By Suzanne Manneh, New America Media
Enacted in 1973, the Dymally-Alatorre Bilingual Services Act requires that all state agencies translate materials into any language spoken by 5 percent or more of those served and hire bilingual staff.
Assemblymember Warren T. Furutani (D-South Los Angeles County), who is a strong advocate of the Act said that the audit was requested by the Joint Legislative Audit Committee. He said it showed that “California’s bilingual services have not developed much since the previous audit in 1999.”
The audit, conducted by the state and released last week, revealed that the state Personnel Board has not informed all state agencies of their responsibilities under the Act, and has not ensured state agencies conduct language surveys to assess their clients’ language needs.
Eight of the 10 state agencies audited did not have procedures in place to update their bilingual services to reflect the changing needs of their clients.
“Agencies are still not aware of the Act,” Furutani said, "the personnel board is the lynchpin and must make sure the law is followed” he said.
According to the audit, 52 percent of state administrators and 64 percent of local department managers knew of the Act.
Most state agencies audited were also unaware of a key provision of the Act to translate materials explaining services into languages spoken by a substantial number of the people they serve. According to the California State Auditor report: “Only two of the 10 agencies we audited were aware of this requirement. Moreover, only one agency translates these materials into the languages of those individuals who make up 5 percent or more of the population it serves, as the act requires.”
The audit also found that state agencies are also falling behind in providing bilingual services in the many languages spoken in the state. California is one of the most ethnically diverse states, where 40 percent of residents speak a non-English language as their primary language. According to the report, “53 city and county departments have identified a need to provide bilingual staff and translated materials in 33 languages, yet they do not offer any bilingual services for 19 of these languages and provide only limited services for the remaining 14 languages.”
Furutani said lawmakers will hold a hearing in January to discuss recommendations for how to improve bilingual service requirements under the Act.
In the meantime, where do individuals in need language services go for help?
“The role of the CBO is critical,” said Furutani.
“Non profits pick up the state’s slack from the agencies that should be providing resources by state law,” he said.

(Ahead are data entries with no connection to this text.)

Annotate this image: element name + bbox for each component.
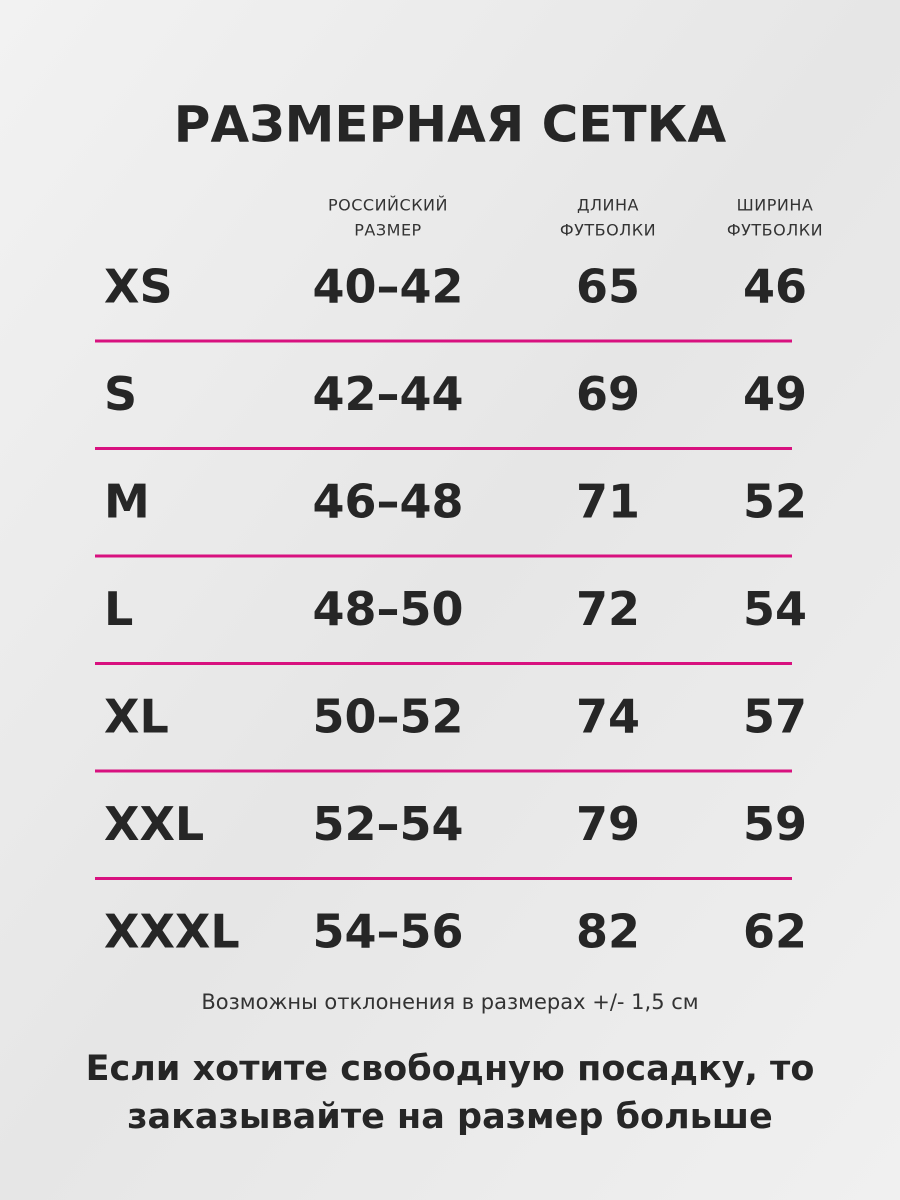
note: Возможны отклонения в размерах +/- 1,5 с…	[201, 990, 698, 1014]
size-label: XXXL	[104, 905, 240, 959]
cell-value: 49	[743, 367, 807, 421]
cell-value: 71	[576, 475, 640, 529]
cell-value: 54–56	[312, 905, 463, 959]
cell-value: 57	[743, 690, 807, 744]
footer-line: заказывайте на размер больше	[127, 1097, 773, 1137]
cell-value: 52–54	[312, 797, 463, 851]
cell-value: 79	[576, 797, 640, 851]
cell-value: 42–44	[312, 367, 463, 421]
cell-value: 52	[743, 475, 807, 529]
cell-value: 82	[576, 905, 640, 959]
cell-value: 69	[576, 367, 640, 421]
title: РАЗМЕРНАЯ СЕТКА	[174, 96, 727, 154]
cell-value: 46	[743, 260, 807, 314]
cell-value: 74	[576, 690, 640, 744]
size-label: M	[104, 475, 150, 529]
size-label: XL	[104, 690, 169, 744]
cell-value: 46–48	[312, 475, 463, 529]
footer-line: Если хотите свободную посадку, то	[86, 1049, 815, 1089]
cell-value: 40–42	[312, 260, 463, 314]
column-header: ФУТБОЛКИ	[560, 221, 656, 240]
column-header: РОССИЙСКИЙ	[328, 196, 448, 215]
column-header: ШИРИНА	[737, 196, 814, 215]
column-header: ФУТБОЛКИ	[727, 221, 823, 240]
size-label: S	[104, 367, 137, 421]
cell-value: 59	[743, 797, 807, 851]
cell-value: 62	[743, 905, 807, 959]
size-label: L	[104, 582, 133, 636]
size-label: XS	[104, 260, 173, 314]
cell-value: 72	[576, 582, 640, 636]
cell-value: 48–50	[312, 582, 463, 636]
column-header: ДЛИНА	[577, 196, 639, 215]
cell-value: 50–52	[312, 690, 463, 744]
cell-value: 65	[576, 260, 640, 314]
cell-value: 54	[743, 582, 807, 636]
size-label: XXL	[104, 797, 204, 851]
column-header: РАЗМЕР	[354, 221, 421, 240]
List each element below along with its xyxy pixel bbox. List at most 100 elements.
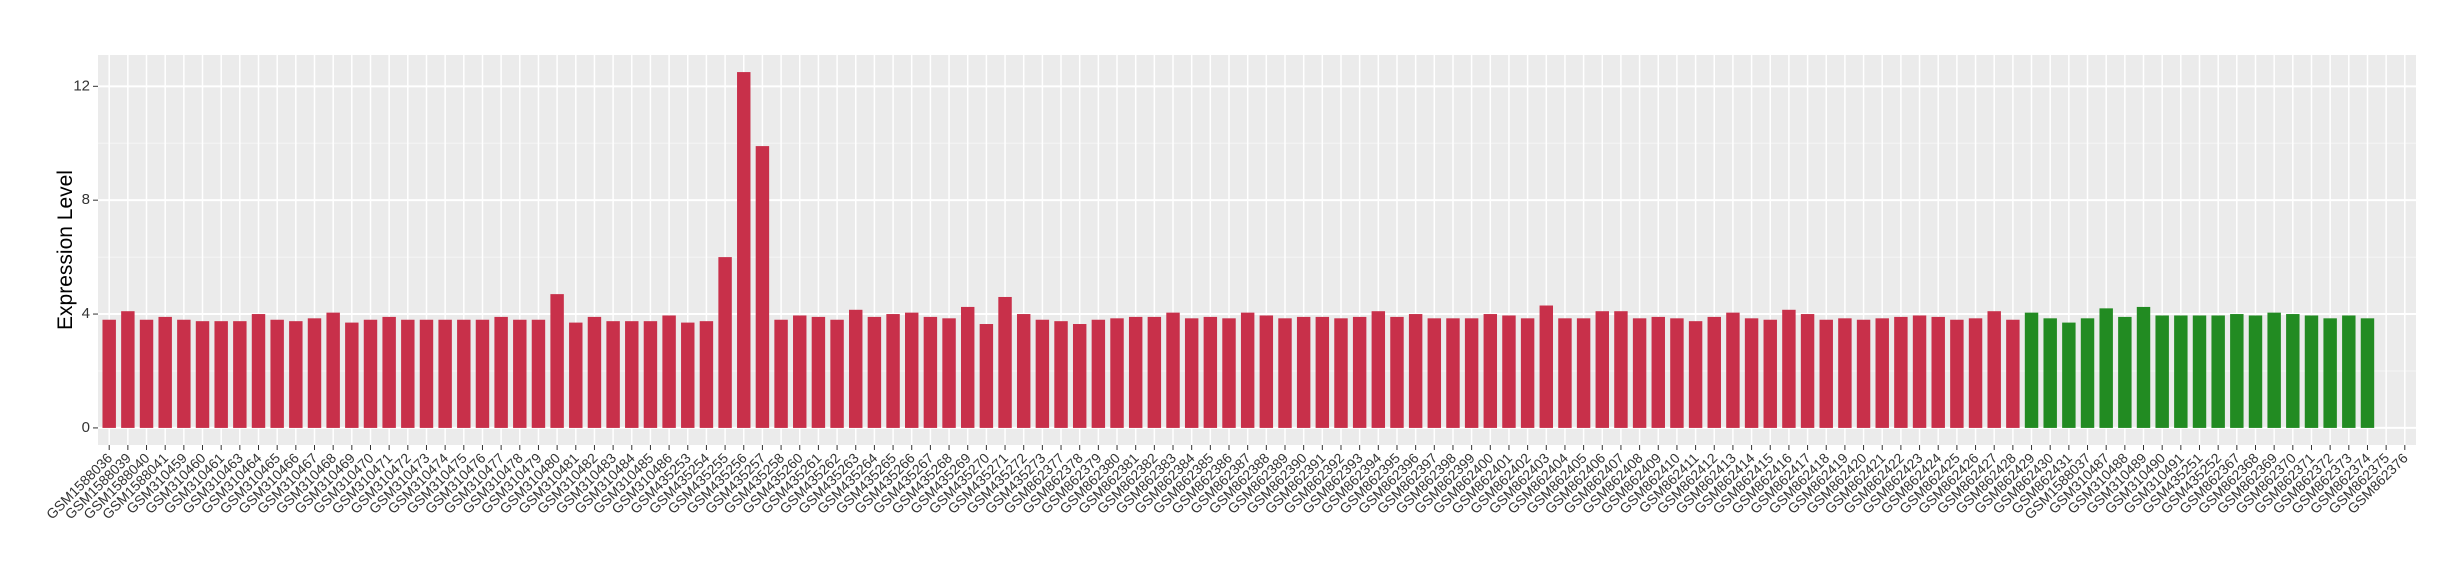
bar [326, 312, 340, 428]
bar [139, 319, 154, 428]
bar [1968, 318, 1983, 428]
bar [2099, 308, 2113, 428]
bar [513, 319, 527, 428]
bar [606, 321, 620, 428]
bar [2136, 306, 2151, 428]
bar [979, 324, 994, 428]
bar [1184, 318, 1199, 428]
bar [1072, 324, 1087, 428]
bar [1576, 318, 1591, 428]
bar [214, 321, 228, 428]
bar [643, 321, 658, 428]
bar [587, 316, 602, 428]
bar [1632, 318, 1647, 428]
bar [2323, 318, 2337, 428]
bar [811, 316, 826, 428]
bar [1278, 318, 1292, 428]
bar [1390, 316, 1404, 428]
bar [1744, 318, 1759, 428]
bar [1782, 309, 1796, 428]
y-tick-label: 0 [82, 419, 90, 436]
bar [251, 314, 266, 428]
bar [1819, 319, 1833, 428]
bar [569, 322, 583, 428]
bar [2192, 315, 2207, 428]
bar [625, 321, 639, 428]
bar [1464, 318, 1479, 428]
bar [195, 321, 210, 428]
bar [1240, 312, 1255, 428]
bar [886, 314, 900, 428]
bar [1408, 314, 1423, 428]
y-tick-label: 4 [82, 305, 90, 322]
bar [1651, 316, 1665, 428]
bar [289, 321, 303, 428]
bar [457, 319, 471, 428]
bar [867, 316, 882, 428]
bar [998, 296, 1012, 428]
bar [1894, 316, 1908, 428]
bar [2080, 318, 2095, 428]
bar [1856, 319, 1871, 428]
bar [2304, 315, 2319, 428]
bar [755, 146, 770, 428]
bar [2043, 318, 2057, 428]
bar [774, 319, 788, 428]
y-axis-title: Expression Level [54, 170, 77, 330]
bar [438, 319, 452, 428]
bar [270, 319, 284, 428]
bar [177, 319, 191, 428]
bar [475, 319, 490, 428]
bar [1483, 314, 1498, 428]
bar [662, 315, 676, 428]
bar [1987, 311, 2001, 428]
bar [1315, 316, 1330, 428]
bar [1800, 314, 1815, 428]
bar [345, 322, 359, 428]
bar [307, 318, 322, 428]
bar [2230, 314, 2244, 428]
bar [942, 318, 956, 428]
bar [1950, 319, 1964, 428]
bar [2211, 315, 2225, 428]
bar [1670, 318, 1684, 428]
bar [793, 315, 807, 428]
bar [718, 257, 732, 428]
bar [1371, 311, 1386, 428]
bar [2286, 314, 2300, 428]
bar [1203, 316, 1218, 428]
bar [1016, 314, 1031, 428]
bar [905, 312, 919, 428]
bar [531, 319, 546, 428]
bar [2118, 316, 2132, 428]
bar [2174, 315, 2188, 428]
bar [1520, 318, 1535, 428]
bar [1912, 315, 1927, 428]
bar [1838, 318, 1852, 428]
bar [1110, 318, 1124, 428]
bar [1352, 316, 1367, 428]
bar [923, 316, 938, 428]
bar [830, 319, 844, 428]
bar [2360, 318, 2375, 428]
bar [494, 316, 508, 428]
bar [2006, 319, 2020, 428]
bar [1128, 316, 1143, 428]
bar [1222, 318, 1236, 428]
bar [1446, 318, 1460, 428]
bar [2248, 315, 2263, 428]
bar [1726, 312, 1740, 428]
bar [2267, 312, 2281, 428]
bar [960, 306, 975, 428]
bar [1296, 316, 1311, 428]
bar [1875, 318, 1889, 428]
bar [2062, 322, 2076, 428]
bar [849, 309, 863, 428]
bar [2155, 315, 2169, 428]
bar [1035, 319, 1050, 428]
bar [158, 316, 172, 428]
y-tick-label: 12 [73, 77, 90, 94]
bar [1502, 315, 1516, 428]
bar [1595, 311, 1609, 428]
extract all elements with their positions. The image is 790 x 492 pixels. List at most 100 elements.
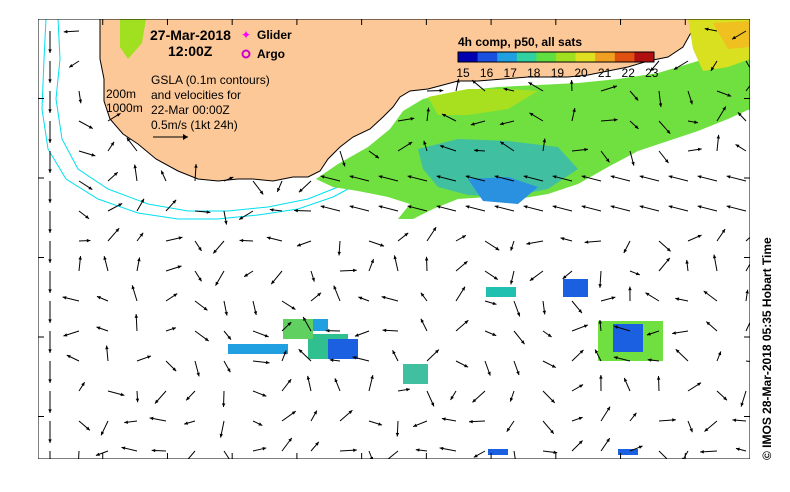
velocity-arrow-head [672,331,676,335]
velocity-arrow-head [579,349,584,354]
velocity-arrow-head [441,113,446,118]
velocity-arrow-head [91,153,96,157]
velocity-arrow-head [244,273,249,277]
velocity-arrow-head [605,158,610,163]
velocity-arrow-head [86,238,91,243]
velocity-arrow-head [177,265,182,269]
velocity-arrow-head [624,377,628,382]
velocity-arrow-head [172,327,176,331]
velocity-arrow-head [407,175,412,179]
velocity-arrow-head [259,190,264,195]
velocity-arrow-head [410,117,415,121]
velocity-arrow-head [135,398,140,403]
velocity-arrow-head [610,205,615,209]
velocity-arrow-head [439,145,444,149]
velocity-arrow-head [113,172,118,176]
colorbar-cell [614,52,635,62]
velocity-arrow-head [262,447,267,451]
velocity-arrow-head [329,358,334,362]
velocity-arrow-head [298,349,303,354]
velocity-arrow-head [461,286,466,291]
velocity-arrow-head [550,429,554,434]
colorbar-cell [575,52,596,62]
velocity-arrow-head [392,350,396,355]
argo-icon [241,49,251,59]
velocity-arrow-head [48,169,52,173]
velocity-arrow-head [258,422,263,426]
velocity-arrow-head [224,220,228,225]
velocity-arrow-head [509,280,514,285]
velocity-arrow-head [529,112,534,117]
velocity-arrow-head [552,175,557,179]
velocity-arrow-head [645,292,650,297]
velocity-arrow-head [542,310,547,315]
velocity-arrow-head [105,345,109,350]
velocity-arrow-head [294,208,298,213]
velocity-arrow-head [337,251,341,256]
velocity-arrow-head [639,175,644,179]
velocity-arrow-head [523,175,528,179]
velocity-arrow-head [161,170,165,175]
velocity-arrow-head [378,175,383,179]
velocity-arrow-head [611,296,616,300]
velocity-arrow-head [675,349,680,353]
velocity-arrow-head [317,292,322,297]
velocity-arrow-head [139,232,144,237]
velocity-arrow-head [735,144,740,148]
velocity-arrow-head [353,268,357,273]
symbol-legend: ✦ Glider Argo [241,28,292,61]
velocity-arrow-head [381,295,386,300]
argo-label: Argo [257,47,285,61]
velocity-arrow-head [204,337,209,342]
velocity-arrow-head [666,129,671,134]
colorbar-cell [497,52,518,62]
velocity-arrow-head [198,246,202,251]
velocity-arrow-head [664,159,669,164]
velocity-arrow-head [291,411,296,415]
velocity-arrow-head [380,243,385,247]
velocity-arrow-head [732,418,737,422]
velocity-arrow-head [706,321,711,326]
colorbar: 4h comp, p50, all sats 15 16 17 18 19 20 21 22 2… [456,35,658,80]
velocity-arrow-head [492,332,497,336]
velocity-arrow-head [703,290,708,295]
velocity-arrow-head [413,423,418,427]
velocity-arrow-head [349,175,354,179]
velocity-arrow-head [704,27,709,32]
gsla-line-2: and velocities for [151,88,241,102]
velocity-arrow-head [134,314,139,318]
velocity-arrow-head [700,450,704,454]
colorbar-tick-label: 23 [645,66,659,80]
velocity-arrow-head [224,311,228,316]
velocity-arrow-head [523,205,528,209]
colorbar-cell [477,52,498,62]
velocity-arrow-head [470,122,475,126]
velocity-arrow-head [658,103,663,108]
velocity-arrow-head [297,243,302,247]
velocity-arrow-head [420,318,425,323]
colorbar-gradient [458,52,655,62]
velocity-arrow-head [333,285,337,290]
velocity-arrow-head [465,205,470,209]
velocity-arrow-head [69,63,74,68]
velocity-arrow-head [631,161,635,166]
velocity-arrow-head [610,175,615,179]
gsla-note: GSLA (0.1m contours) and velocities for … [151,73,270,140]
velocity-arrow-head [423,140,427,145]
velocity-arrow-head [623,248,628,253]
velocity-arrow-head [137,257,141,262]
velocity-arrow-head [140,198,145,203]
velocity-arrow-head [48,79,52,83]
velocity-arrow-head [650,67,655,72]
velocity-arrow-head [378,422,383,426]
sst-map: 114115116117118119120121122123124125 -33… [17,12,763,474]
velocity-arrow-head [342,162,346,167]
velocity-arrow-head [551,364,556,368]
velocity-arrow-head [186,396,190,401]
velocity-arrow-head [578,440,583,445]
velocity-arrow-head [569,80,574,84]
velocity-arrow-head [647,358,652,362]
velocity-arrow-head [584,240,589,244]
velocity-arrow-head [147,355,152,359]
velocity-arrow-head [710,66,715,71]
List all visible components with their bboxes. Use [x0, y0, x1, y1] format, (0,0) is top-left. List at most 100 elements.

When Mrs. Li, who requested her first name be withheld for privacy concerns, was laid off from her job as a janitor, she contacted the state (Employment Development Department) to apply for unemployment benefits. Li, a recent immigrant whose English skills are limited, says she contacted the state agency to obtain materials in Chinese (Mandarin), but they only sent her information in English.
She sought help from Wu Yee Children’s Services, a San Francisco-based nonprofit that helped translate materials from the EDD and helped Li apply for benefits.
Li says she was able to call the EDD hotline and speak to someone in Mandarin, but that all follow-up correspondence was in English, rather than Mandarin as she had requested.
“Everything she needed was in those letters and she could have missed important deadlines,” said Susan Hsieh of Chinese for Affirmative Action, a San Francisco-based organization that works with immigrants in the city.
She echoed the audit’s findings that these state agencies “have bilingual staff members or telephone interpreters to communicate with clients who do not speak English, but several local agencies have not translated materials.”
Answering critics who say that those needing language assistance do not want to learn English, Furatani says learning English is a process that takes time, and that people should have access to information in the meantime.
“The reality is that it’s a process and our communities do want to learn English,” he said. “They eventually want to understand English language materials, but until they all make that transition, this is a tool to ensure those communities are reached and they participate.”
He added that California has cut funding for ESL programs, reducing opportunities for immigrants to learn English.
Jodie Berger, an attorney with Legal Services of Northern California, said keeping all Californians equally engaged and informed is in the state’s interest because it’s "cost effective" and imperative in an emergency.
“What if there is another flu or [tuberculosis] outbreak?” she said. “How will these communities be informed and obtain the information they need?”